Les cinéastes s’intéressent aussi au travail et à ses ressorts dramatiques. Yves Baunay nous en propose une analyse.
Les cinéastes s’intéressent aussi au travail et à ses ressorts dramatiques. Ils nous proposent soit des documentaires, soit, et de plus en plus, des fictions. Les récits de vie explorés dans certains films nous montrent des ouvriers ou des cadres confrontés à des situations de travail singulières.
Par exemple, « Entre nos mains » de Mariana Otero nous entraîne dans une usine de lingerie où des ouvrières confrontées à la faillite de leur entreprise tentent de mettre la main sur leur travail et sur leur vie, en construisant une SCOP. Par la réalisatrice, il s’agissait de filmer non seulement le travail réel mais aussi « le politique à hauteur d’hommes et de femmes, et de le faire au quotidien, en essayant de m’approcher au plus près de chacun, de son évolution singulière, pour essayer d’en dégager au final un sens plus général et plus vaste et de « faire de cette entreprise un petit théâtre aux personnages divers et attachants où allaient se jouer des questions fondamentales économiques et sociales.

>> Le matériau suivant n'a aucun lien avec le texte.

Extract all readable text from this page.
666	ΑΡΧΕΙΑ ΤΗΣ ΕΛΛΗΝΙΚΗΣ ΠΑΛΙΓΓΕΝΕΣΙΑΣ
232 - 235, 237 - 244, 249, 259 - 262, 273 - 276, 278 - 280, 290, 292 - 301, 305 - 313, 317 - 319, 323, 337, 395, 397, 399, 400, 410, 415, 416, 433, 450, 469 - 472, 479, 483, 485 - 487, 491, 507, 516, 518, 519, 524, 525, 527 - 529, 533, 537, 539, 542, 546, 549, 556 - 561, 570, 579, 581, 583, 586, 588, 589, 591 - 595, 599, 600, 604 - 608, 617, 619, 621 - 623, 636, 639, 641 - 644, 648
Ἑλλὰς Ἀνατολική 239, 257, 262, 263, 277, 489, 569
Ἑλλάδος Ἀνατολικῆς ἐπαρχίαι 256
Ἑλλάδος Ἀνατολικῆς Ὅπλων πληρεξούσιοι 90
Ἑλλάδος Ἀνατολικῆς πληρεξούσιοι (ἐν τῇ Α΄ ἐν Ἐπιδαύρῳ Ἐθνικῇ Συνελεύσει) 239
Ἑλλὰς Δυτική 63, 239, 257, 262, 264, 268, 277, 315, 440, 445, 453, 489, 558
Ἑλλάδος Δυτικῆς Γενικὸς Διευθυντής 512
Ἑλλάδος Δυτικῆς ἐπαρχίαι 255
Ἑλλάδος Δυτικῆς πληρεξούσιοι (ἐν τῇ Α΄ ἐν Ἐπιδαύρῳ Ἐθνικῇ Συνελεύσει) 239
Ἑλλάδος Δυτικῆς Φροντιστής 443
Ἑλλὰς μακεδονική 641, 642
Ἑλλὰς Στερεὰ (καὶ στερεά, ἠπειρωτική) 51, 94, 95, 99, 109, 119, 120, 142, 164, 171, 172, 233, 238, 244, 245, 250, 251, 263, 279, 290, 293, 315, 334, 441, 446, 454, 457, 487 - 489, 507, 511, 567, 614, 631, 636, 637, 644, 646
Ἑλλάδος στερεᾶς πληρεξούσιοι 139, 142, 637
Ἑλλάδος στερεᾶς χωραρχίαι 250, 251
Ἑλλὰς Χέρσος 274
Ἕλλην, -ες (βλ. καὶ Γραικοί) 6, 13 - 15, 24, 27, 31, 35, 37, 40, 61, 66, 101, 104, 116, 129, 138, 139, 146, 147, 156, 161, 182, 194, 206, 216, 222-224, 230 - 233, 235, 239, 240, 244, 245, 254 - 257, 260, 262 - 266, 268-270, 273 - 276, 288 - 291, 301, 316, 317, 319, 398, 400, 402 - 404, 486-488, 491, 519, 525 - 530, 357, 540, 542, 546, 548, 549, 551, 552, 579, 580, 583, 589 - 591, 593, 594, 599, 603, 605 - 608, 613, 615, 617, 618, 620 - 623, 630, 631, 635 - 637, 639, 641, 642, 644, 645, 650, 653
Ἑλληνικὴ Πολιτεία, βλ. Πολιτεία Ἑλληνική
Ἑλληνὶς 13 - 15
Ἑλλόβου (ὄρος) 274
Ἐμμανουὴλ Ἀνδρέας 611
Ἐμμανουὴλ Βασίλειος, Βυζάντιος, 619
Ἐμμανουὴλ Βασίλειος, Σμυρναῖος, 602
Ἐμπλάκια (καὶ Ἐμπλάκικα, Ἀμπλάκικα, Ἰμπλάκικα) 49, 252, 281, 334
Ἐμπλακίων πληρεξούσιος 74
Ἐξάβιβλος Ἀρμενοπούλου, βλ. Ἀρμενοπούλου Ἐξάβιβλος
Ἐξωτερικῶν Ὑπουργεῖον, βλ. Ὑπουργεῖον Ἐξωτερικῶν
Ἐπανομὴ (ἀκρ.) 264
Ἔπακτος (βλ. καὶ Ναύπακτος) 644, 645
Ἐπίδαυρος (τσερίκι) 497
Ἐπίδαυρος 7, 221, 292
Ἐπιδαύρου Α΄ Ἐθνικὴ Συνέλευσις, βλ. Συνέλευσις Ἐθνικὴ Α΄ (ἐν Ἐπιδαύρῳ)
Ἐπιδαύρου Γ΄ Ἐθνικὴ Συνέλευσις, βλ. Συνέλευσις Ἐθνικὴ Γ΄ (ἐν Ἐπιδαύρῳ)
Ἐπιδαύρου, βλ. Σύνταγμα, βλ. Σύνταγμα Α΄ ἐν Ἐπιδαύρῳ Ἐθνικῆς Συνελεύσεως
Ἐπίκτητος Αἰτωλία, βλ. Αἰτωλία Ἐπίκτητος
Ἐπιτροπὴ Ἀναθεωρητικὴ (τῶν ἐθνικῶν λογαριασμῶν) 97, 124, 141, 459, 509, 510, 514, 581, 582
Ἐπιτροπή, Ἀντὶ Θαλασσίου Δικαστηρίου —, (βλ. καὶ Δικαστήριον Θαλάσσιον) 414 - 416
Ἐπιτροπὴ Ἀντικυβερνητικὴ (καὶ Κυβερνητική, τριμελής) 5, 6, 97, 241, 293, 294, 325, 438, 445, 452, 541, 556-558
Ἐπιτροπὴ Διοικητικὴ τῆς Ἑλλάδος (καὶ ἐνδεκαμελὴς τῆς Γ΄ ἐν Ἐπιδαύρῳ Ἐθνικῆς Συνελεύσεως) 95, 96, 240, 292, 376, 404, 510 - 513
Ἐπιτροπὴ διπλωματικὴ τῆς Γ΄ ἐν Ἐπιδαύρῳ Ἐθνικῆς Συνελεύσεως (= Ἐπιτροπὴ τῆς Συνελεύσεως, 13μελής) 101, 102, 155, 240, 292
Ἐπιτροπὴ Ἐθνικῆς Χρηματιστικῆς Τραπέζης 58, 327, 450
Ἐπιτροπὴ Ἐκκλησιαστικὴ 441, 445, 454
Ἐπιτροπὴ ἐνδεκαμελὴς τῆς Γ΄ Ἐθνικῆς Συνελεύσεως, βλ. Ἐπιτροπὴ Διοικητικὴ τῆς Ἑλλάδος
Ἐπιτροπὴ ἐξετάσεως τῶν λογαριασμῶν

Dans un autre genre, « De bon matin », de Jean-Marc Moutout, Jean-Pierre Daroussin incarne un cadre confronté à une situation dramatique de « placardisation » au sein de son entreprise bancaire. Il tente de résister jusqu’au drame final, le double meurtre de ses supérieurs hiérarchiques, suivi de son propre suicide devant ses collègues.
Le film « Deux jours, une nuit » des frères Dardenne nous montre une ouvrière, incarnée par Marion Cotillard et « victime du capitalisme financier ». Elle est licenciée à la suite d’un vote organisé par la direction de l’entreprise, où ses 15 collègues de travail ont préféré toucher une prime annuelle de 1000 euros plutôt que de maintenir le poste de leur collègue dont ils se sont passés pendant son congé maladie. Voilà une situation de travail emblématique d’un capitalisme cynique et d’un management d’une violence inouïe à l’encontre de tous les salariés de l’entreprise.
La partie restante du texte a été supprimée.